We have done extensive performance analysis to help address concerns
about the nature of an on-demand model. LLVM made an attempt at
something similar, but suffered from significant performance issues
they could not solve with their approach. This approach is not the same,
and we have seen no sign of pathological cases which are problematic.
I have trolled bugzilla looking for large problematic test cases, and
have tried a couple of test cases from LLVM which dberlin pointed out
they found to be problematic. To date, I have found nothing that shows
any kind of performance problem. I am more than happy to entertain
whatever cases y’all might want to throw my way.
For a test of robustness, we have built a complete Fedora distribution
consisting of 9174 packages with the ranger branch. All packages except
3 build successfully and pass the relevant regression tests. It appears
2 of them are related to RVRP and are still under analysis.
Our primary performance testbase to date has been the compiler itself.
We compile 242 .ii files from a stage1 compiler build, and compare times
to EVRP. VRP is quite a bit slower, and although we do have an iterative
update infrastructure, comparisons aren’t quite fair since we don’t do
all equivalence and bitmask operations it does yet.
Before going into the numbers, I would like to visit a minor issue we
have with switches. RVRP works from the bottom up, so in order to
evaluate a range, it begins by getting the constant range for the LHS of
the branch from the edge. For a conditional it is trivially [0,0] or
[1,1] depending on TRUE or FALSE edge.
For a switch, it turns out GCC gimple representation has no simple way
to figure this out. As a result, we need to loop over every edge in the
switch and then union together all the cases which share that edge, or
in the default case, intersect out all the other cases. This turns out
to be *very* time consuming in tests cases with very large switches,
somewhere in the vicinity of O(n^3). Ugg. So the ranger incurs a fair
amount of overhead trying to evaluate, and re-evaluate these constant
edges.
There are ways to address this… but for now we will present performance
numbers with different switch configurations, each of the 5
configurations listed here:
1 - Calculating ranges outright from the stock branch.

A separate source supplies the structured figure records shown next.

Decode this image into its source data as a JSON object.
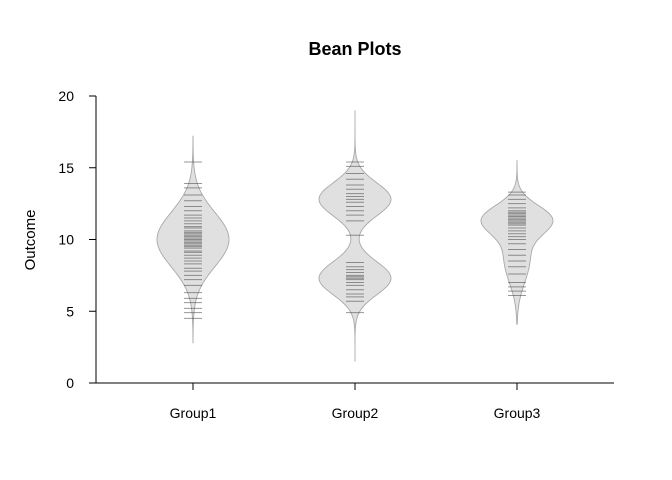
{
  "chart_data": {
    "type": "beanplot",
    "title": "Bean Plots",
    "xlabel": "",
    "ylabel": "Outcome",
    "ylim": [
      0,
      20
    ],
    "yticks": [
      0,
      5,
      10,
      15,
      20
    ],
    "categories": [
      "Group1",
      "Group2",
      "Group3"
    ],
    "beans": [
      {
        "category": "Group1",
        "range": [
          2.8,
          17.2
        ],
        "modes": [
          {
            "mean": 10.0,
            "sd": 1.9,
            "weight": 1.0
          }
        ],
        "points": [
          4.5,
          4.9,
          5.2,
          5.6,
          5.9,
          6.3,
          6.8,
          7.2,
          7.5,
          7.8,
          8.0,
          8.3,
          8.5,
          8.7,
          8.9,
          9.1,
          9.2,
          9.4,
          9.5,
          9.6,
          9.7,
          9.8,
          9.9,
          10.0,
          10.1,
          10.2,
          10.3,
          10.4,
          10.5,
          10.6,
          10.8,
          10.9,
          11.1,
          11.3,
          11.5,
          11.7,
          12.0,
          12.3,
          12.7,
          13.1,
          13.6,
          13.9,
          15.4
        ]
      },
      {
        "category": "Group2",
        "range": [
          1.5,
          19.0
        ],
        "modes": [
          {
            "mean": 7.3,
            "sd": 1.15,
            "weight": 0.5
          },
          {
            "mean": 12.8,
            "sd": 1.15,
            "weight": 0.5
          }
        ],
        "points": [
          4.9,
          5.7,
          6.0,
          6.2,
          6.5,
          6.8,
          7.0,
          7.2,
          7.3,
          7.4,
          7.5,
          7.7,
          7.9,
          8.1,
          8.4,
          10.3,
          11.3,
          11.7,
          12.0,
          12.3,
          12.6,
          12.8,
          13.0,
          13.2,
          13.5,
          13.8,
          14.2,
          14.6,
          15.1,
          15.4
        ]
      },
      {
        "category": "Group3",
        "range": [
          4.1,
          15.5
        ],
        "modes": [
          {
            "mean": 11.4,
            "sd": 1.0,
            "weight": 0.62
          },
          {
            "mean": 8.6,
            "sd": 1.6,
            "weight": 0.38
          }
        ],
        "points": [
          6.1,
          6.4,
          6.7,
          7.0,
          7.6,
          8.1,
          8.5,
          8.9,
          9.3,
          9.7,
          10.0,
          10.2,
          10.4,
          10.6,
          10.8,
          11.0,
          11.1,
          11.2,
          11.3,
          11.4,
          11.5,
          11.6,
          11.7,
          11.8,
          11.9,
          12.0,
          12.2,
          12.5,
          12.8,
          13.1,
          13.3
        ]
      }
    ],
    "colors": {
      "fill": "#e0e0e0",
      "outline": "#a8a8a8",
      "beanline": "#444444",
      "axis": "#000000"
    },
    "grid": false,
    "legend": "none"
  }
}
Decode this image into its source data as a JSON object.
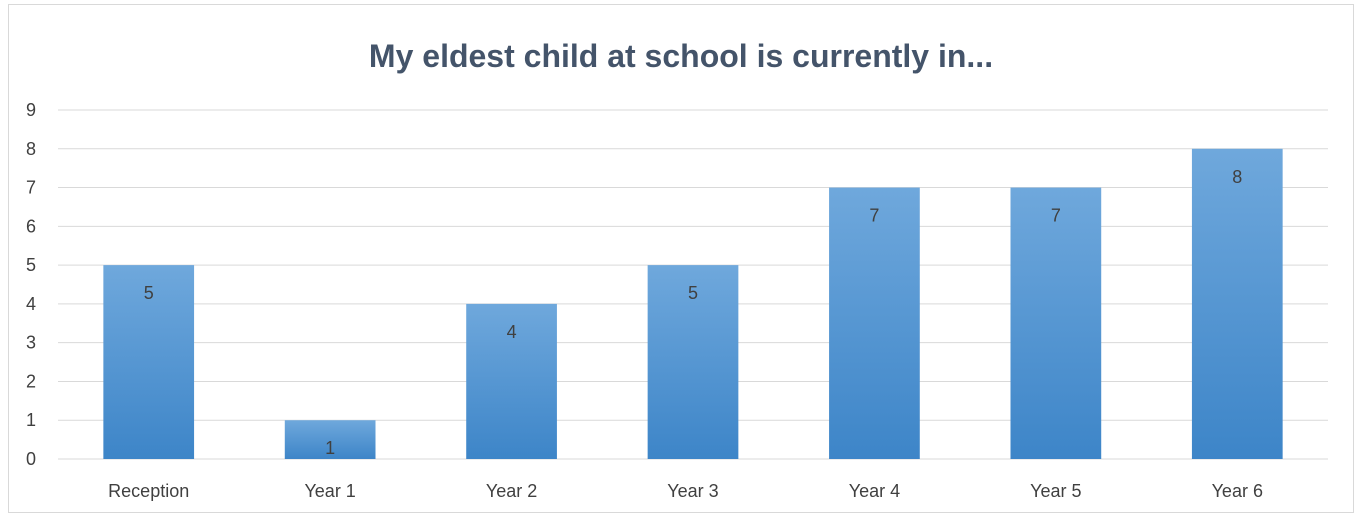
{
  "chart_data": {
    "type": "bar",
    "title": "My eldest child at school is currently in...",
    "xlabel": "",
    "ylabel": "",
    "categories": [
      "Reception",
      "Year 1",
      "Year 2",
      "Year 3",
      "Year 4",
      "Year 5",
      "Year 6"
    ],
    "values": [
      5,
      1,
      4,
      5,
      7,
      7,
      8
    ],
    "data_labels": [
      "5",
      "1",
      "4",
      "5",
      "7",
      "7",
      "8"
    ],
    "ylim": [
      0,
      9
    ],
    "y_ticks": [
      "0",
      "1",
      "2",
      "3",
      "4",
      "5",
      "6",
      "7",
      "8",
      "9"
    ],
    "grid": true,
    "legend": "none",
    "colors": {
      "bar_top": "#6fa8dc",
      "bar_bottom": "#3d85c8",
      "gridline": "#d9d9d9",
      "title": "#44546a",
      "text": "#404040"
    }
  }
}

2 - Timers adjusted to exclude switch edge calculation code (i.e.
pretend the range is available on the edge like it is with TRUE and FALSE.

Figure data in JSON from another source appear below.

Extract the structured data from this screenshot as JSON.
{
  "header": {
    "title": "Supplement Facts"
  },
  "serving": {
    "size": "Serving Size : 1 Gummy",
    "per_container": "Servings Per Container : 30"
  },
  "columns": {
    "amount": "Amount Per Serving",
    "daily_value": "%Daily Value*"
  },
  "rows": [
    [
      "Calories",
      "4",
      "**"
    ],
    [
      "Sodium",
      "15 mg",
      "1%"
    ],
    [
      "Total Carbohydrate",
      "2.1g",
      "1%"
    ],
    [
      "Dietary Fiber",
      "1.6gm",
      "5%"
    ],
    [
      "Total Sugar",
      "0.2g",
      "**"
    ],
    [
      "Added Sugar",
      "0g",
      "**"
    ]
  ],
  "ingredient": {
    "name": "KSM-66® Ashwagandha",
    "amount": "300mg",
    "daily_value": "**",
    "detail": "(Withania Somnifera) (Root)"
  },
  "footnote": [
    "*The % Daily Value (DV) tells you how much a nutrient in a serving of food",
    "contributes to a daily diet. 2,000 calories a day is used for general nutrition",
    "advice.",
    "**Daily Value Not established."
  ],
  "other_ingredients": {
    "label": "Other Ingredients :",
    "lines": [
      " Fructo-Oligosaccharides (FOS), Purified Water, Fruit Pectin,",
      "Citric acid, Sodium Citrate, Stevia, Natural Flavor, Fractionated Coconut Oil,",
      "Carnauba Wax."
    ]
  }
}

3 - Do not process switches. We spend extra time on switches
because we always attempt to calculate ranges very precisely as if we
had infinite precision. There is room for trimming outcomes here, but we
have made no attempt yet.
4 - Just like EVRP, RVRP currently includes building the
dominators and integrating calls into SCEV at the beginning of each
block to see if there are any loop range refinements. The ranger has no
need for this to operate, and many passes will not care. So we produce
a 4th number for RVRP where we don’t build any of the infrastructure it
doesn’t need.
5 - RVRP can also run in conditional-only mode. Rather than walking
the entire IL trying to resolve every range, it can simply look at the
last statement of every block asking if the branch can be folded. This
gets a lot of what vrp gets that affects the CFG and could be utilized
in either lower optimization levels, or as VRP if we can push all the
other activities it does into appropriate optimizations (such as making
CCP range aware). **NOTE**: This *still* calculates switch ranges,
so includes that slow down.
All times are with a release configured compiler. Out of the 242 files,
pretty much across the board in all 4 sets of figures, RVRP was faster
in about 90% of the cases, and slower in the other 10%, resulting in the
following cumulative totals.
Overall (242 files)
1 - Raw RVRP 22% slower
2 - No edge calculation(1) 4.5% slower
3 - No switch processing(2) 9.5% faster
4 - No dominators(3) 16% faster
5 - Conditionals (including switches) only 4% faster
These numbers indicate that large switches are the primary cause when
RVRP is slower. We have various approaches we could use to address
this. Removing the time spent building unnecessary dominators shows a
significant improvement as well.
We also have the results for the time spent in the passes we converted:
Overall (242 files)
1 - -wrestrict 19% faster
2 - -wprintf 95% faster
3 - -walloca 1% slower
-wrestrict has the dominator walk removed since it is no longer needed,
and simply calls into a ranger to get the range.
-wprintf has had the dominator build removed, as well as the EVRP range
walk. It really benefits from very few ranges being requested… so the on
demand approach is a big win here since we only calculate what we
actually need to answer a small number of questions.
-walloca is a touch slower because we are doing more work. The original
pass simply queried for global range information. We replaced calls to
SSA_NAME_RANGE_INFO() with calls to the ranger to get accurate ranges.
So this overhead is the amount required to calculate those ranges. The
Walloca pass now handles more things (for instance we fix
gcc.dg/Walloca-6.c), and we catch more issues on a typical bootstrap.
For example, we find a possible out of bounds VLA in libgomp/task.c.
We are also working on integrating the on-demand ranges with the
backwards threader. It queries ranges over each potential path to see
if a collapsable branch can be found. It then uses that information to
find better threading opportunities than is currently possible. Results
thus far have been very promising.
These numbers are all indicative that this approach is viable versus the
existing approach, and is quite frequently faster. It already has
iterative back-edge resolution integrated, and we can get cases that the
existing VRP and EVRP approach have difficulty with.
Comments and feedback always welcome!
Thanks
Andrew